Rapid screening of diabetic polyneuropathy: selection of accurate symptoms and signs in an outpatient clinical setting.
Laily Najafi, Mohammad E Khamseh, Mojtaba Malek, Hamid R Baradaran, Seyed Mojtaba Aghili, Maryam Kia, Rokhsareh Aghili


Clinical assessment of distal symmetric polyneuropathy (DPN) involves the evaluation of symptoms and signs.
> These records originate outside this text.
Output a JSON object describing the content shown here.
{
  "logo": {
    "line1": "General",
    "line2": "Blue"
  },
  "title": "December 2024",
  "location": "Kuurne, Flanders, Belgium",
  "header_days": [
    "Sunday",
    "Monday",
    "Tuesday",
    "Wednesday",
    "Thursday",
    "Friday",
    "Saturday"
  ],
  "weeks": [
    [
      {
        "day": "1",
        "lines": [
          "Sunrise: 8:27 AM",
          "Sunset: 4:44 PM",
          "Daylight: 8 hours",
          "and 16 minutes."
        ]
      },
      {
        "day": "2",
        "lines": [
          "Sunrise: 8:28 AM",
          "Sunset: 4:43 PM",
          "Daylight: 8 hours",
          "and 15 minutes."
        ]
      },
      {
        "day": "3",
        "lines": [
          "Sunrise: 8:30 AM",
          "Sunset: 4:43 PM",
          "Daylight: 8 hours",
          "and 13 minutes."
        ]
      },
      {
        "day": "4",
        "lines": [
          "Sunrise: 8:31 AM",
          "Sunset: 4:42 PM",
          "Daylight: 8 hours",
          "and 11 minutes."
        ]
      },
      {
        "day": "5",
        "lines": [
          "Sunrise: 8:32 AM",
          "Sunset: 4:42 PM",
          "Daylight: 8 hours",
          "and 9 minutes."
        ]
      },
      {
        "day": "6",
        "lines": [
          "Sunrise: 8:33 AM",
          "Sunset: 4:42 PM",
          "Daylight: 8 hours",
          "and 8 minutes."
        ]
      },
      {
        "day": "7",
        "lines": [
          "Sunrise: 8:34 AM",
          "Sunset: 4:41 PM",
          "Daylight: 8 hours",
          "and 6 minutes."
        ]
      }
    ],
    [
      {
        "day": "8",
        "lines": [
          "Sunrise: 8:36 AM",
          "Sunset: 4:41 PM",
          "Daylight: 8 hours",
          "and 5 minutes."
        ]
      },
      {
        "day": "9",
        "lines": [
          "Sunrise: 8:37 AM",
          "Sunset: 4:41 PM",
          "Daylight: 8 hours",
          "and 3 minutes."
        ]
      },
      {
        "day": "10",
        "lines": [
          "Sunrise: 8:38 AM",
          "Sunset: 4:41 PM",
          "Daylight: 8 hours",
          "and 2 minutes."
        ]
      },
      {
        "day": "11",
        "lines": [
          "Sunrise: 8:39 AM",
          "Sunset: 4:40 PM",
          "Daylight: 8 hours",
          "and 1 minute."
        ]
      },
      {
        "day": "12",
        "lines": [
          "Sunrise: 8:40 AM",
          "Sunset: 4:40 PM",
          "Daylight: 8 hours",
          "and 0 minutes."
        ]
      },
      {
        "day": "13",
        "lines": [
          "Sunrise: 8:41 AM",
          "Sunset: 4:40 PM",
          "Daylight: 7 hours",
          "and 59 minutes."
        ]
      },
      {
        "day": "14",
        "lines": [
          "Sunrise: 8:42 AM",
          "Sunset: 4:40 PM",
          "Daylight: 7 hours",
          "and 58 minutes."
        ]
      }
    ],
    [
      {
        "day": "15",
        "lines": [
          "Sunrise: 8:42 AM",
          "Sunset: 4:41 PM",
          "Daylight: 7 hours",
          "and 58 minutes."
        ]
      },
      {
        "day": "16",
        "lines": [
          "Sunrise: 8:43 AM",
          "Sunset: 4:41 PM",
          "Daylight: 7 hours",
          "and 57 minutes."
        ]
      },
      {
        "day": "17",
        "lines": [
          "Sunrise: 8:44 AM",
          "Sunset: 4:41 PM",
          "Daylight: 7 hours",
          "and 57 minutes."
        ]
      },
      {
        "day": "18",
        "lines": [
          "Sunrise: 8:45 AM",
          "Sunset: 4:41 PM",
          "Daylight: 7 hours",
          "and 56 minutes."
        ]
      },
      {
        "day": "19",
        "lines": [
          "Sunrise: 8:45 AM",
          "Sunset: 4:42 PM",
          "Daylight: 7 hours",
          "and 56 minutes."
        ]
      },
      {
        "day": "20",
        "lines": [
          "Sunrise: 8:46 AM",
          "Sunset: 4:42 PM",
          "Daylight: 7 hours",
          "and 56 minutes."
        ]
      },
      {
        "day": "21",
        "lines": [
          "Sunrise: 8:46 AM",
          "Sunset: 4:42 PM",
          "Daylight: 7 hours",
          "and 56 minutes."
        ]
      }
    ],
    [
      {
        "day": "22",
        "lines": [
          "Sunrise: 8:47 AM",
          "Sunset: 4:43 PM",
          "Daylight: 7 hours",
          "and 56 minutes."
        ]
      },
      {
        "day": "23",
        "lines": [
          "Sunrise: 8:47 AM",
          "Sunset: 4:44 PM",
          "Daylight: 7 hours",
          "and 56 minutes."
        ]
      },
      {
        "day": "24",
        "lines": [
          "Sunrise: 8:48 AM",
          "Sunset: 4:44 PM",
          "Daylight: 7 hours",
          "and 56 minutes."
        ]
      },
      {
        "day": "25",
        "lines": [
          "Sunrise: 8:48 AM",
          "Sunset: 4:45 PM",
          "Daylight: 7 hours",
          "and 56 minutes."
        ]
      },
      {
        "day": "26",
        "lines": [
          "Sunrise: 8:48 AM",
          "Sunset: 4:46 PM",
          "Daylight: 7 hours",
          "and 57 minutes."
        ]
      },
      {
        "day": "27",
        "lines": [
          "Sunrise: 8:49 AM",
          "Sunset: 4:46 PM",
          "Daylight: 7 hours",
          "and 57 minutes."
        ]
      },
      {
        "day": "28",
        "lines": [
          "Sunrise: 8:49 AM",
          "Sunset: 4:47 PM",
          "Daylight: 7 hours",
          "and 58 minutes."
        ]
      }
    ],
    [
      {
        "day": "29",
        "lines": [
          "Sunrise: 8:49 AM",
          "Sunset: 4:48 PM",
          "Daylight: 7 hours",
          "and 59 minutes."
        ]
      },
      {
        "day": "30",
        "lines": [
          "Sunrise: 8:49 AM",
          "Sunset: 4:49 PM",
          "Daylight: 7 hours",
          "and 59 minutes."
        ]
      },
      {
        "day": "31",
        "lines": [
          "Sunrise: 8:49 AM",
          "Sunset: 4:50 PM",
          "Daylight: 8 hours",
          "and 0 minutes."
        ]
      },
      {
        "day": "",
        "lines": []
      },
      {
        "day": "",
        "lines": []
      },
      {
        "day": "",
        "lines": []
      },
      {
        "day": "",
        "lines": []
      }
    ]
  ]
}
Although there are numerous tools to evaluate DPN, there is still a need to determine the most sensitive, specific, and accurate tests to detect DPN in a busy outpatient clinical setting. A total of 107 patients with type 2 diabetes were examined using Michigan Neuropathy Screening Instrument (MNSI). Total score of the instrument was used as a standard to calculate sensitivity, specificity and diagnostic accuracy of every single item of MNSI to find the most accurate and applicable test for evaluation of DPN. In patients' history, the most sensitive (99.4%) and accurate (78%) symptoms were muscle cramp and weakness. Numbness and prickling had lower sensitivity (72.6% and 67.9%, respectively) but greater specificity (65.2% and 47.8%). In physical assessment, the most accurate signs were appearance of feet (81.3%), ankle reflexes (67.2%), and vibration perception (63.5%). Monofilament test had a sensitivity of 16.7%, accuracy of 31.7% with specificity of 87%. Findings show that symptoms such as a muscle cramp, weakness, numbness, and prickling, as well as signs such as ankle reflexes, appearance of feet, and vibration could be used as the most accurate tests for rapid diagnosis of DPN. In addition, the results suggest that monofilament examination may not be the optimum test to detect high risk patients.